Wie unser Kopfkino beim Lesen funktioniert
Ist die Hauptfigur einer Geschichte blond oder eher brünett? Oft haben Menschen eine ähnliche Vorstellung beim Lesen, wie eine Figur aussieht. Die Psychologin Stefanie Miketta hat das mit Versuchsteilnehmern und Textbeispielen untersucht.
Jeder habe zum Beispiel eine Vorstellung von einem typischen Automechaniker oder einem Rechtsanwalt, erklärt Stefanie Miketta: "Wir wissen Dinge über eine Figur aus einem Buch und ziehen einen Schluss basierend auf unserem Vorwissen."

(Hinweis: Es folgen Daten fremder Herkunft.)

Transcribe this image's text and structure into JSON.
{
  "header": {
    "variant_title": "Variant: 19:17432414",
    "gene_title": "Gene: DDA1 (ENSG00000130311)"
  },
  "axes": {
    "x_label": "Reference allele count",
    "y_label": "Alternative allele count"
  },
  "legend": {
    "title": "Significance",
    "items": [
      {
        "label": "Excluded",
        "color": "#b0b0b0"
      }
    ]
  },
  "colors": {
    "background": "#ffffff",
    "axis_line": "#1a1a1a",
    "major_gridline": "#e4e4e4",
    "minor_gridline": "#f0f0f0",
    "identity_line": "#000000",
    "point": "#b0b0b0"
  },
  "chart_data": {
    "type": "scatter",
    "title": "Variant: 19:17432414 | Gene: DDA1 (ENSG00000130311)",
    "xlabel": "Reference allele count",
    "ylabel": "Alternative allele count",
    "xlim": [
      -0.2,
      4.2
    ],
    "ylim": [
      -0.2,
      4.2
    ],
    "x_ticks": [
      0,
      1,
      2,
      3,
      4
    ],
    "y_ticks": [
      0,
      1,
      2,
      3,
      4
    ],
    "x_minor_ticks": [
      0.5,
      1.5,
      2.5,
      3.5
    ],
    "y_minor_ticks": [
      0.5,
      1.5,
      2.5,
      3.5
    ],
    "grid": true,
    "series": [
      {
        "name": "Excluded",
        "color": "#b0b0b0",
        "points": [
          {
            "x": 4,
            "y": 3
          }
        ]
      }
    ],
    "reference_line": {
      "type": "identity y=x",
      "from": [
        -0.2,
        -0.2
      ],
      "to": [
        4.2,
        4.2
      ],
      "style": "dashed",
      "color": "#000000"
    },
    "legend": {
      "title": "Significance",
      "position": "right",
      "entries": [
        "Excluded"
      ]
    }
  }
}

Gemeinsam mit ihren Kollegen von der Universität Saarland hat die Psychologin Versuchsteilnehmern zum Beispiel eine Reihe von Fotos vorgelegt und sie gebeten, zu entscheiden, welches dieser Fotos ihrer eigenen Vorstellung am nächsten kommt - wie bei diesem Textbeispiel aus Remarques "Gwen und die Automobile":
"Meine Freundin Gwen würde niemals einen Eid darauf ablegen, daß die Schlacht bei Zama im Jahre 202 stattfand; – es wäre auch verfehlt, sich mit ihr in eine Diskussion über den pythagoräischen Lehrsatz einzulassen; – sie ist sich auch nie ganz sicher, ob die H-Moll-Symphonie von Schumann oder von Schubert ist; – aber wenn man ihr die Augen verbindet und sie auf die Friedrichstraße stellt, wird sie mit tödlicher Sicherheit von jedem vorüberfahrenden Wagen die Fabrikmarke, die PS-Zahl, den Vergaser und das Alter der Maschine angeben." (Quelle: E. M. Remarque (1926/1998): "Gwen und die Automobile", In T. F. Schneider & T. Westphalen (Hrsg.), Das unbekannte Werk. Frühe Prosa. Werke aus dem Nachlaß. Briefe und Tagebücher , Köln , Kiepenheuer & Witsch.)
Hauptbefund ihrer Untersuchungen sei, dass viele Menschen das gleiche Foto wählten, auch wenn das Aussehen der Figur im Text nicht beschrieben sei, so Miketta: "Wir sind sehr verbunden in unseren Vorstellungen. Ich finde das eigentlich etwas sehr Schönes."